There are concerns that trade agreements can lead to job losses in some sectors due to the increased competition, but these deals always create more jobs than they destroy. Another concern is that they could lead to high quality standards for products such as food being watered down. However, as the EU represents such a large market, it is in a good position to impose its standards on foreign companies. For MEPs, quality standards are always a red line in trade agreements and any attempt to lower them could be a reason for them to reject them. In addition EU negotiators often include clauses regarding human rights and labour rights in trade agreements to help improve the situation in the country we are trading with.

Types of agreements

The EU has different types of agreements in place with countries. They can focus on reducing or eliminating tariff barriers or establishing a customs union by removing customs duties and establishing a joint customs tariff for foreign imports.

It’s not all about tariffs though. It could also be about investment and how to deal with disputes involving investment. For example, when a company feels a decision by a government is affecting its investment in that country. Non-tariff barriers are also vital such as product standards (for example the EU has banned certain hormones in cattle farming over health fears).

North America

The free trade agreement with Canada, known as the Comprehensive Economic Trade Agreement (Ceta) provisionally entered into force on 21 September 2017. It will enter fully into force once all EU countries have ratified the agreement.

The Transatlantic Trade and Investment Partnership (TTIP) with the United States has proved very controversial due to concerns over product standards and the resolution of investment disputes. Negotiations were stopped until further notice at the end of 2016.

Asia

MEPs adopted a trade agreement with Japan during the December plenary.There are no free trade negotiations ongoing with China, but there are other talks as well such as negotiations for a comprehensive EU-China investment agreement. Launched in November 2013 and the latest negotiation round took place on 29-30 October 2018.

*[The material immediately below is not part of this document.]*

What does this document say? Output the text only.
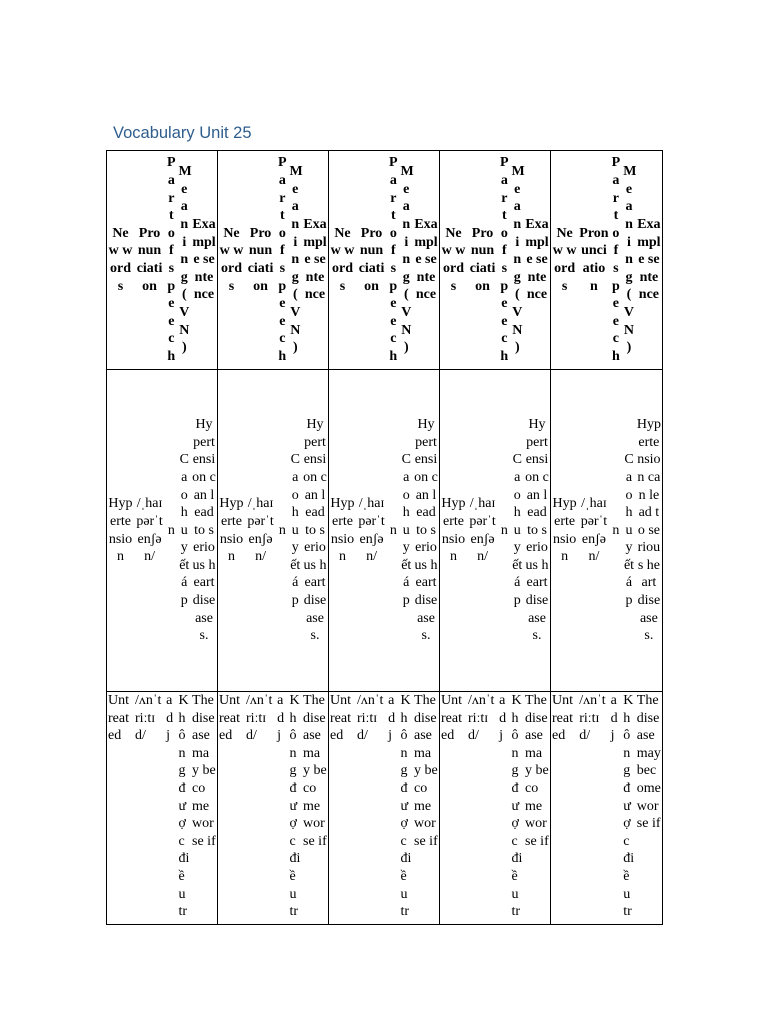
Vocabulary Unit 25
New words	Pronunciation	Part of speech	Meaning (VN)	Example sentence	New words	Pronunciation	Part of speech	Meaning (VN)	Example sentence	New words	Pronunciation	Part of speech	Meaning (VN)	Example sentence	New words	Pronunciation	Part of speech	Meaning (VN)	Example sentence	New words	Pronunciation	Part of speech	Meaning (VN)	Example sentence

Hypertension	/ˌhaɪpərˈtenʃən/	n	Cao huyết áp	Hypertension can lead to serious heart diseases.	Hypertension	/ˌhaɪpərˈtenʃən/	n	Cao huyết áp	Hypertension can lead to serious heart diseases.	Hypertension	/ˌhaɪpərˈtenʃən/	n	Cao huyết áp	Hypertension can lead to serious heart diseases.	Hypertension	/ˌhaɪpərˈtenʃən/	n	Cao huyết áp	Hypertension can lead to serious heart diseases.	Hypertension	/ˌhaɪpərˈtenʃən/	n	Cao huyết áp	Hypertension can lead to serious heart diseases.

Untreated	/ʌnˈtriːtɪd/	adj	Không được điều tr	The disease may become worse if	Untreated	/ʌnˈtriːtɪd/	adj	Không được điều tr	The disease may become worse if	Untreated	/ʌnˈtriːtɪd/	adj	Không được điều tr	The disease may become worse if	Untreated	/ʌnˈtriːtɪd/	adj	Không được điều tr	The disease may become worse if	Untreated	/ʌnˈtriːtɪd/	adj	Không được điều tr	The disease may become worse if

Negotiations with other Asian countries:

  • Malaysia (both sides are assessing whether there is enough common ground to relaunch talks)
  • Vietnam (free trade agreement is being prepared for signature)
  • Indonesia (futher negotiations took place this year)
  • Thailand (EU ready to resume talks)
  • Philippines (no date yet for next round of negotiations)
  • Myanmar (no date set yet for next round)
  • India (both sides are in the process of assessing the outcomes of talks)

Oceania

Negotiations for a comprehensive trade agreement with Australia were launched on 18 June 2018. Negotiations for a deal with New Zealand were launched on 21 June 2018. In both cases there have been further rounds of talks since then.

Latin America

In Latin America the latest round of talks with Mercosur countries took place on 10-14 September 2018. The date for the next round still has to be confirmed.

Negotiations with Mexico on modernising the EU-Mexico Global Agreement started in June 2016. A political agreement was found on 21 April 2018 and the full legal text is expected to be finalised by the end of the year.

The latest round of negotiations with Chile took place in May 2018 and the date for the next one still has to be determined.

Southern Mediterranean and Middle East

There are various agreements, including association agreements to especially boost trade in goods. There are also talks on expanding these agreements in areas such as agriculture and industrial standards with individual countries.

Trade in Services

The Trade in Services Agreement (TiSA), is currently being negotiated by 23 members of the World Trade Organisation (WTO), including the EU. Together, the participating countries account for 70% of world trade in services. Talks were put on hold in late autumn 2016 and the next steps still need to be determined.

Parliament’s role

Since the Lisbon Treaty entered into force in 2009, trade agreements need the Parliament’s approval before they can enter into force. MEPs also need to be regularly updated on progress during negotiations.

Parliament has already shown it will not hesitate to use its veto if there are serious concerns. For example MEPs rejected the Anti-Counterfeiting Trade Agreement (Acta) in 2012.